I accept that the administration of multiple instruments across the 12 Transferring Employees would create additional payroll complexity giving rise to additional administrative activities that would have some negative impact on the productivity of the Applicant’s workplace.
This weighs in favour of the making of the orders.
Whether the new employer would incur significant economic disadvantage as a result of the transferable instrument covering the new employer – s.318(3)(e)
The Applicant submits that it would (and currently does) incur significant economic disadvantage as a result of the Transferable Instruments covering it due to the complicated payroll processes that it has outsourced to an external provider to process weekly pay under four separate enterprise agreements (the Transferable Instruments and the Agreement). The Applicant submits that having the one enterprise agreement cover all of its employees will simplify the process of managing employees and payroll.
I accept that the Applicant will incur economic disadvantage as a result of having to administer multiple instruments in relation to what is a relatively small portion of its workforce however it cannot be established based on the material before me that this is significant.
I consider this to be a neutral consideration.
The degree of business synergy between the transferable instrument and any workplace instrument that already covers the new employer – s.318(3)(f)
The Applicant submits that there is no business synergy between the Transferable Instruments and the Agreement that applies to the Applicant’s employees that do similar work.
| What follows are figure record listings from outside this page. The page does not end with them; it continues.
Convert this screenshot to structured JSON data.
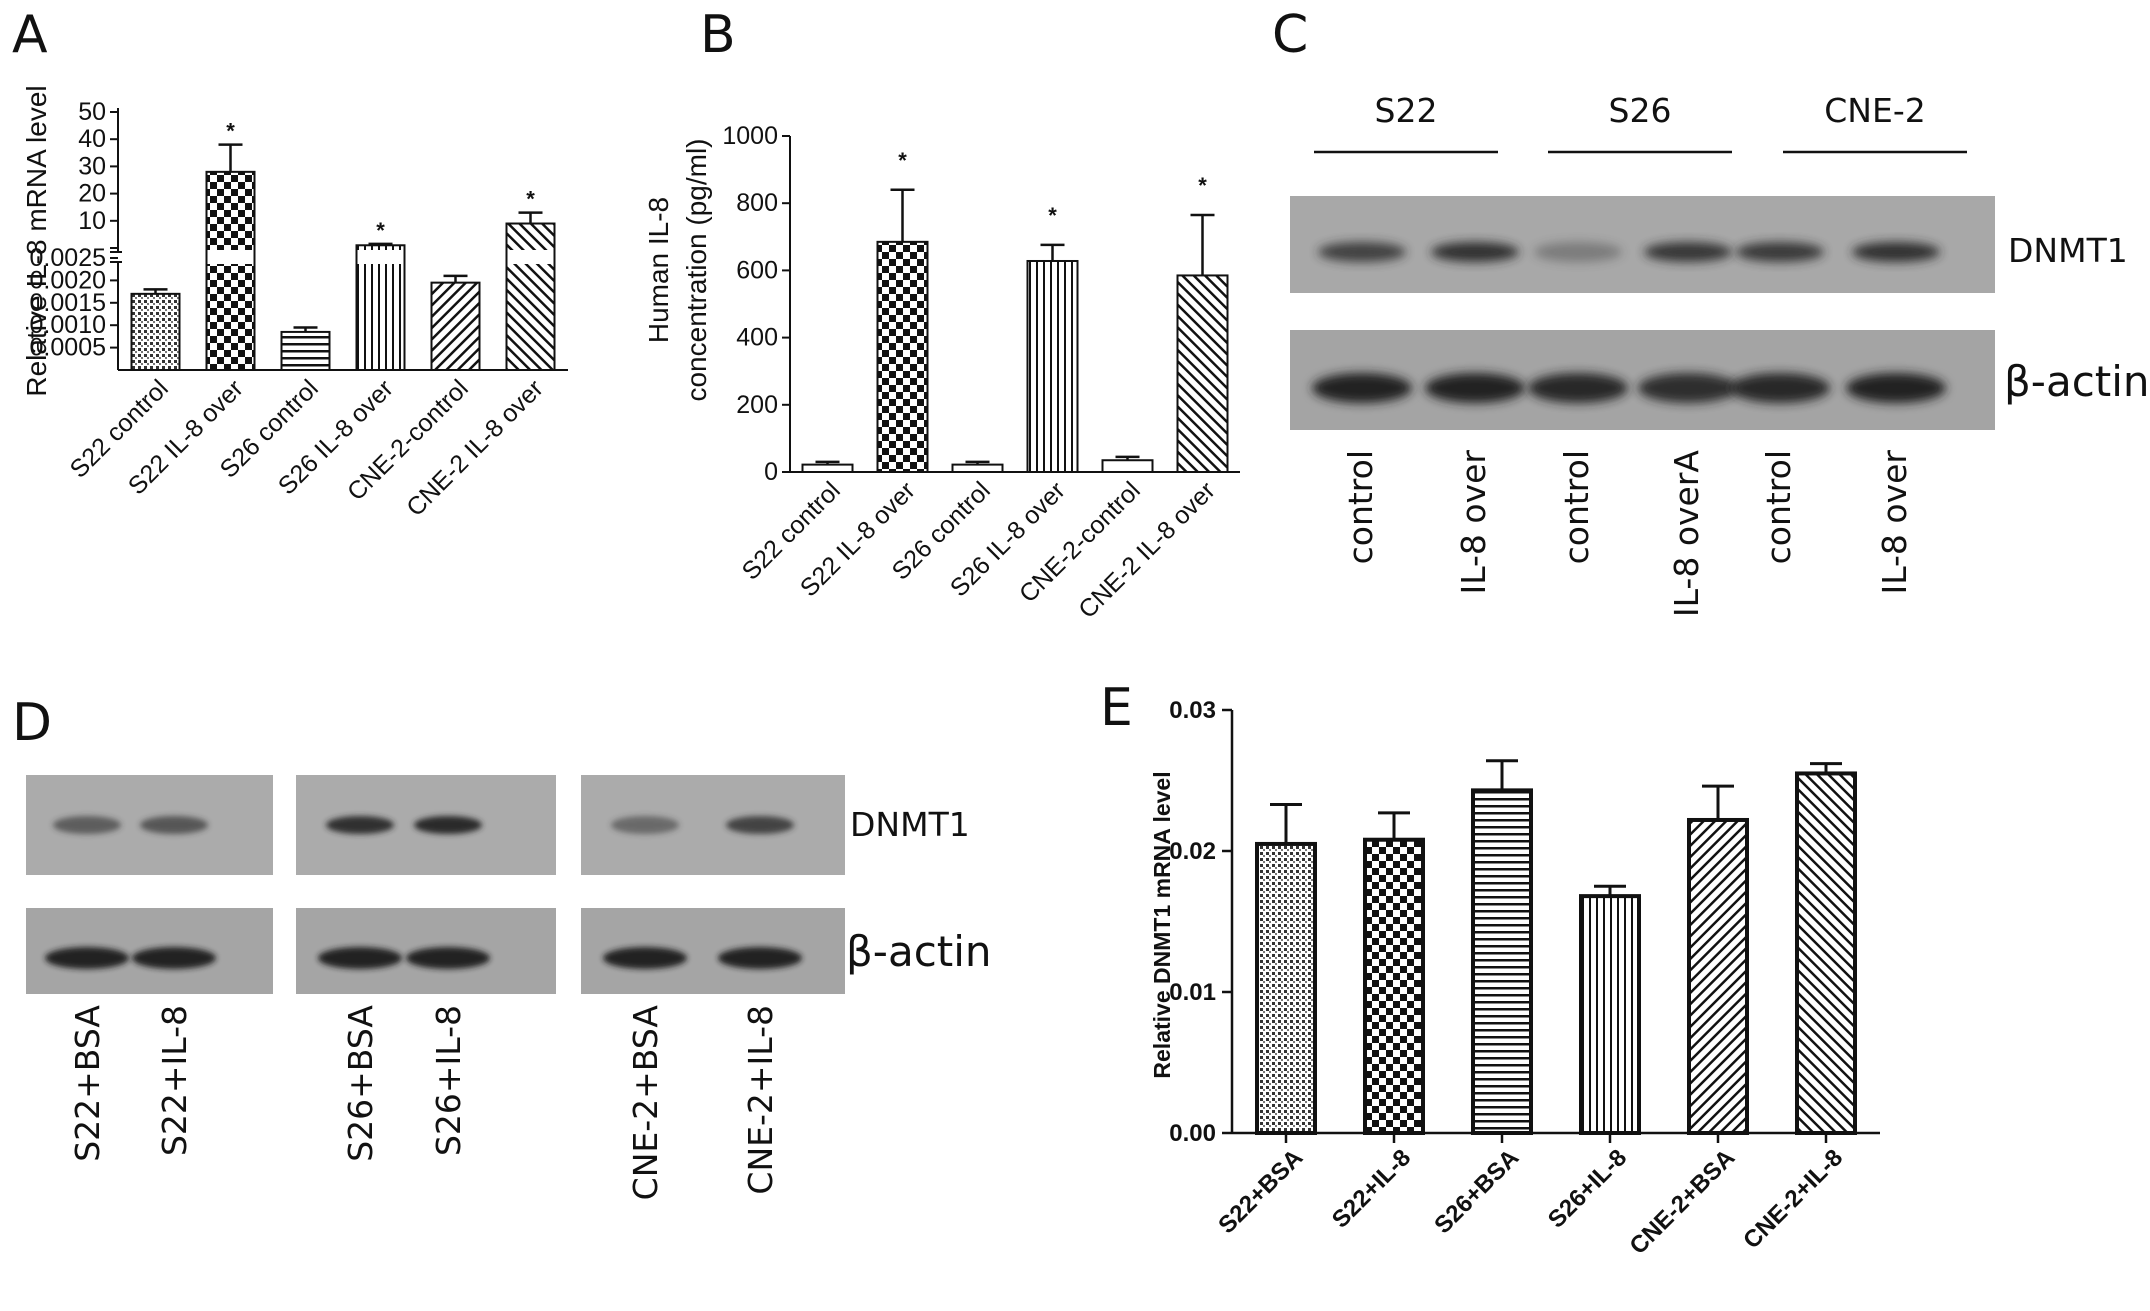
{
  "panels": {
    "A": "A",
    "B": "B",
    "C": "C",
    "D": "D",
    "E": "E"
  },
  "colors": {
    "ink": "#111111",
    "blot_bg": "#a9a9a9",
    "band": "#2a2a2a"
  },
  "chart_data": [
    {
      "panel": "A",
      "type": "bar",
      "broken_axis": true,
      "ylabel": "Relative IL-8 mRNA level",
      "categories": [
        "S22 control",
        "S22 IL-8 over",
        "S26 control",
        "S26 IL-8 over",
        "CNE-2-control",
        "CNE-2 IL-8 over"
      ],
      "values": [
        0.0017,
        28,
        0.00085,
        1,
        0.00195,
        9
      ],
      "errors": [
        0.0001,
        10,
        0.0001,
        0.5,
        0.00015,
        4
      ],
      "significant": [
        false,
        true,
        false,
        true,
        false,
        true
      ],
      "lower_ticks": [
        "0.0005",
        "0.0010",
        "0.0015",
        "0.0020",
        "0.0025"
      ],
      "lower_ylim": [
        0,
        0.0025
      ],
      "upper_ticks": [
        "10",
        "20",
        "30",
        "40",
        "50"
      ],
      "upper_ylim": [
        0,
        50
      ],
      "patterns": [
        "dots",
        "checker",
        "hlines",
        "vlines",
        "diag",
        "diag2"
      ]
    },
    {
      "panel": "B",
      "type": "bar",
      "ylabel": "Human IL-8\nconcentration (pg/ml)",
      "ylabel_lines": [
        "Human IL-8",
        "concentration (pg/ml)"
      ],
      "categories": [
        "S22 control",
        "S22 IL-8 over",
        "S26 control",
        "S26 IL-8 over",
        "CNE-2-control",
        "CNE-2 IL-8 over"
      ],
      "values": [
        22,
        685,
        22,
        628,
        35,
        585
      ],
      "errors": [
        8,
        155,
        8,
        48,
        10,
        180
      ],
      "significant": [
        false,
        true,
        false,
        true,
        false,
        true
      ],
      "ticks": [
        "0",
        "200",
        "400",
        "600",
        "800",
        "1000"
      ],
      "ylim": [
        0,
        1000
      ],
      "patterns": [
        "white",
        "checker",
        "white",
        "vlines",
        "white",
        "diag2"
      ]
    },
    {
      "panel": "E",
      "type": "bar",
      "ylabel": "Relative DNMT1 mRNA level",
      "categories": [
        "S22+BSA",
        "S22+IL-8",
        "S26+BSA",
        "S26+IL-8",
        "CNE-2+BSA",
        "CNE-2+IL-8"
      ],
      "values": [
        0.0205,
        0.0208,
        0.0243,
        0.0168,
        0.0222,
        0.0255
      ],
      "errors": [
        0.0028,
        0.0019,
        0.0021,
        0.0007,
        0.0024,
        0.0007
      ],
      "ticks": [
        "0.00",
        "0.01",
        "0.02",
        "0.03"
      ],
      "ylim": [
        0,
        0.03
      ],
      "patterns": [
        "dots",
        "checker",
        "hlines",
        "vlines",
        "diag",
        "diag2"
      ]
    }
  ],
  "blot_c": {
    "groups": [
      "S22",
      "S26",
      "CNE-2"
    ],
    "row_labels": [
      "DNMT1",
      "β-actin"
    ],
    "lanes": [
      "control",
      "IL-8 over",
      "control",
      "IL-8 overA",
      "control",
      "IL-8 over"
    ]
  },
  "blot_d": {
    "row_labels": [
      "DNMT1",
      "β-actin"
    ],
    "lanes": [
      "S22+BSA",
      "S22+IL-8",
      "S26+BSA",
      "S26+IL-8",
      "CNE-2+BSA",
      "CNE-2+IL-8"
    ]
  }
}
I accept that the Transferable Instruments were designed for a much larger public sector employer and that they were not designed for implementation in a business environment of the nature of the Applicant’s. Notwithstanding this, the analysis filed by the Applicant that compares the instruments suggests there is some synergy between the terms of the instruments.
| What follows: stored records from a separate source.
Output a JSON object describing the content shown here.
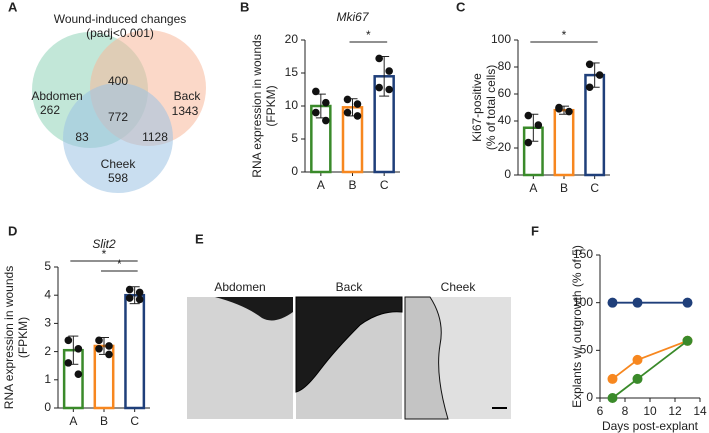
{
  "chart_data": [
    {
      "type": "venn",
      "panel": "A",
      "title": "Wound-induced changes",
      "subtitle": "(padj<0.001)",
      "sets": [
        {
          "name": "Abdomen",
          "only": 262,
          "color": "#8fd4b8"
        },
        {
          "name": "Back",
          "only": 1343,
          "color": "#f7b89a"
        },
        {
          "name": "Cheek",
          "only": 598,
          "color": "#9cc3e4"
        }
      ],
      "overlaps": {
        "abdomen_back": 400,
        "abdomen_cheek": 83,
        "back_cheek": 1128,
        "all": 772
      }
    },
    {
      "type": "bar",
      "panel": "B",
      "title": "Mki67",
      "ylabel": [
        "RNA expression in wounds",
        "(FPKM)"
      ],
      "categories": [
        "A",
        "B",
        "C"
      ],
      "values": [
        10,
        9.8,
        14.5
      ],
      "errors": [
        1.8,
        1.3,
        3
      ],
      "colors": [
        "#3a8a2a",
        "#f7871f",
        "#1f3f7a"
      ],
      "points": [
        [
          12.2,
          10.5,
          9,
          7.8
        ],
        [
          11,
          10.3,
          9,
          8.5
        ],
        [
          17.2,
          15.3,
          12.8,
          12.5
        ]
      ],
      "ylim": [
        0,
        20
      ],
      "yticks": [
        0,
        5,
        10,
        15,
        20
      ],
      "annotations": [
        {
          "text": "*",
          "between": [
            "B",
            "C"
          ]
        }
      ]
    },
    {
      "type": "bar",
      "panel": "C",
      "ylabel": [
        "Ki67-positive",
        "(% of total cells)"
      ],
      "categories": [
        "A",
        "B",
        "C"
      ],
      "values": [
        35,
        48,
        74
      ],
      "errors": [
        10,
        3,
        9
      ],
      "colors": [
        "#3a8a2a",
        "#f7871f",
        "#1f3f7a"
      ],
      "points": [
        [
          44,
          37,
          24
        ],
        [
          50,
          47,
          49
        ],
        [
          82,
          74,
          65
        ]
      ],
      "ylim": [
        0,
        100
      ],
      "yticks": [
        0,
        20,
        40,
        60,
        80,
        100
      ],
      "annotations": [
        {
          "text": "*",
          "between": [
            "A",
            "C"
          ]
        }
      ]
    },
    {
      "type": "bar",
      "panel": "D",
      "title": "Slit2",
      "ylabel": [
        "RNA expression in wounds",
        "(FPKM)"
      ],
      "categories": [
        "A",
        "B",
        "C"
      ],
      "values": [
        2.05,
        2.2,
        4.0
      ],
      "errors": [
        0.5,
        0.3,
        0.3
      ],
      "colors": [
        "#3a8a2a",
        "#f7871f",
        "#1f3f7a"
      ],
      "points": [
        [
          2.4,
          2.1,
          1.6,
          1.2
        ],
        [
          2.4,
          2.2,
          2.1,
          1.9
        ],
        [
          4.2,
          4.1,
          3.9,
          3.85
        ]
      ],
      "ylim": [
        0,
        5
      ],
      "yticks": [
        0,
        1,
        2,
        3,
        4,
        5
      ],
      "annotations": [
        {
          "text": "*",
          "between": [
            "A",
            "C"
          ]
        },
        {
          "text": "*",
          "between": [
            "B",
            "C"
          ]
        }
      ]
    },
    {
      "type": "line",
      "panel": "F",
      "xlabel": "Days post-explant",
      "ylabel": [
        "Explants w/ outgrowth (% of 5)"
      ],
      "x": [
        7,
        9,
        13
      ],
      "series": [
        {
          "color": "#1f3f7a",
          "values": [
            100,
            100,
            100
          ]
        },
        {
          "color": "#f7871f",
          "values": [
            20,
            40,
            60
          ]
        },
        {
          "color": "#3a8a2a",
          "values": [
            0,
            20,
            60
          ]
        }
      ],
      "xlim": [
        6,
        14
      ],
      "xticks": [
        6,
        8,
        10,
        12,
        14
      ],
      "ylim": [
        0,
        150
      ],
      "yticks": [
        0,
        50,
        100,
        150
      ]
    }
  ],
  "micrographs": {
    "panel": "E",
    "captions": [
      "Abdomen",
      "Back",
      "Cheek"
    ]
  }
}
I consider this to be a neutral consideration.
The public interest – s.318(3)(f)
The notion of public interest refers to matters that might affect the public as a whole.[1] I do not consider that the termination of the Agreement would impact employment levels, inflation and the maintenance of proper industrial standards, particularly noting that the Agreement would apply if the orders are made. I have not identified any interests in relation to the Application that are distinct in nature from the interests of the parties. In all the circumstances, and having considered the materials before the Commission, I am satisfied that there are no public interest considerations that weigh against making the orders sought.
Conclusion
Having taken into account the considerations in s.318(3) of the Act, I consider that the following orders should be made:
“A. Further to the decision in [[2022] FWC 744], the Fair Work Commission (Commission) orders that, pursuant to s.318(1)(a) of the Fair Work Act 2009 (Cth) (Act), the Northern Territory Public Sector Nurses and Midwives’ 2018 - 2022 Enterprise Agreement, Northern Territory Public Sector 2017 - 2021 Enterprise Agreement and NTPS Aboriginal Health Practitioner 2018-2022 Enterprise Agreement will not cover Mala’la Health Service Aboriginal Corporation and the following transferring employees in respect of their employment with Mala’la Health Service Aboriginal Corporation:
(a)Charlene Bonson;
(b)Isaac Brown;
(c)Shannon Brown;
(d)Shelley Cook;
(e)Charlie Gunabarra;
(f)Vincent Head;
(g)Jermaine Namanurki;
(h)David Pascoe;
(i)Karen Shergold;
(j)Fabian Smith;
(k)Cyril Wilson; and
(l)James Woods.
(Transferring Employees).
B. The Commission also orders that, pursuant to s.318(1)(b) of the Act, the Mala’la Health Service Corporation Enterprise Agreement 2019 - 2023 will cover the Transferring Employees in relation to their employment with Mala’la Health Service Aboriginal Corporation.”
For the purposes of s.318(4) of the Act, the order will come into operation on 4 April 2022. The order giving effect to this decision will be issued separately in [PR739998].
COMMISSIONER
[1] Re Kellogg Brown and Root, Bass Strait (Esso) Onshore/Offshore Facilities Certified Agreement 2000 (2005) 139 IR 34, [23].